Further, maybe we did perform the mutation, but there was a non-fatal error that occurred that the user ought to deal with or be aware of (e.g. "we created your account, but we had to change your username due to a conflict").

Option 3: mutation payloads contain a list of errors​

Option 3 contains a list of errors (using a mutation-specific error union), and lets you indicate separately the result of the mutation. It also has the advantage that anyone following solid mutation design advice can integrate it into existing schemas without a breaking change.

My personal preference​

None of options 1-3 are wrong; you should choose the one that best suits your business logic and development model.

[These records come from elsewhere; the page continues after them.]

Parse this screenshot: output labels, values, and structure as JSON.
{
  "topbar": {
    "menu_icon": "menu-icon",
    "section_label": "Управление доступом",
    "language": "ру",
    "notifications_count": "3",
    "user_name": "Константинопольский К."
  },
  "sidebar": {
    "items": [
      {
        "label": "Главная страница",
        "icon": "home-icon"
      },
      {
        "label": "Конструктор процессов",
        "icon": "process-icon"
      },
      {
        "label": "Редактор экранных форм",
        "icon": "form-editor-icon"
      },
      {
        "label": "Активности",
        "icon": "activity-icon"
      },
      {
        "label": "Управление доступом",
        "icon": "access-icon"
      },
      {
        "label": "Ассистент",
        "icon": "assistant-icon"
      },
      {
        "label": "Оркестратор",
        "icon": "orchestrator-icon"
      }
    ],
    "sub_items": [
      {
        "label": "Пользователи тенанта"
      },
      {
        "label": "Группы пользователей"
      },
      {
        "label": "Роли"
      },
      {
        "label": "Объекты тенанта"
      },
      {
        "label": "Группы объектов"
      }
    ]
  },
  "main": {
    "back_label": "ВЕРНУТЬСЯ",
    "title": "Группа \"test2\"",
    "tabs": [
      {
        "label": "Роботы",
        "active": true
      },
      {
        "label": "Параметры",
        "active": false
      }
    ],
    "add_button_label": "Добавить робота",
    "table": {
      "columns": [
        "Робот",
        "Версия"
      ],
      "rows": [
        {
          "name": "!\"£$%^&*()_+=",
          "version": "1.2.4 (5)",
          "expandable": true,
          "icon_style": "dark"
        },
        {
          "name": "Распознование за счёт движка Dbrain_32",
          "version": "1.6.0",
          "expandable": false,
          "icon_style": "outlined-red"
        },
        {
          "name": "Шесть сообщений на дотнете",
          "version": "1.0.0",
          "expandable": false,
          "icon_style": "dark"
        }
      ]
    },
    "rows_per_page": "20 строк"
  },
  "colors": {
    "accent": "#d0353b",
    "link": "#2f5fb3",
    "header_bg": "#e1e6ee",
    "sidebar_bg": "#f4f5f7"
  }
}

My personal preference is to duplicate as many domain errors on the client as possible (simple validation of data: username length, password makeup and match; ahead of time checking to see if username is available, user has sufficient balance) such that they are indicated to the user in realtime (with no or minimal server cost); this significantly limits the number of domain errors that would be expected to come from the server for a valid submission. If these remaining domain errors are few enough, then Option 1 may be sufficient and doesn't have the modelling overhead of options 2 and 3. If you indicate the data validation rules on your fields through field metadata, and your client retrieves them through runtime introspection, then your legacy deployed clients can even evolve to handling changes in your data validation logic automatically!

If you cannot duplicate this logic on the client because it evolves too rapidly or because application development and server development are handled by separate teams, or if you have too many server-only domain errors, then I think both options 2 and 3 are valid; I'd lean gently towards option 3 for its flexibility, power, and simplicity, but option 2 does have the advantage of modelling essentially a Result type in the schema, forcing application developers to handle the polymorphism to be able to access the result data.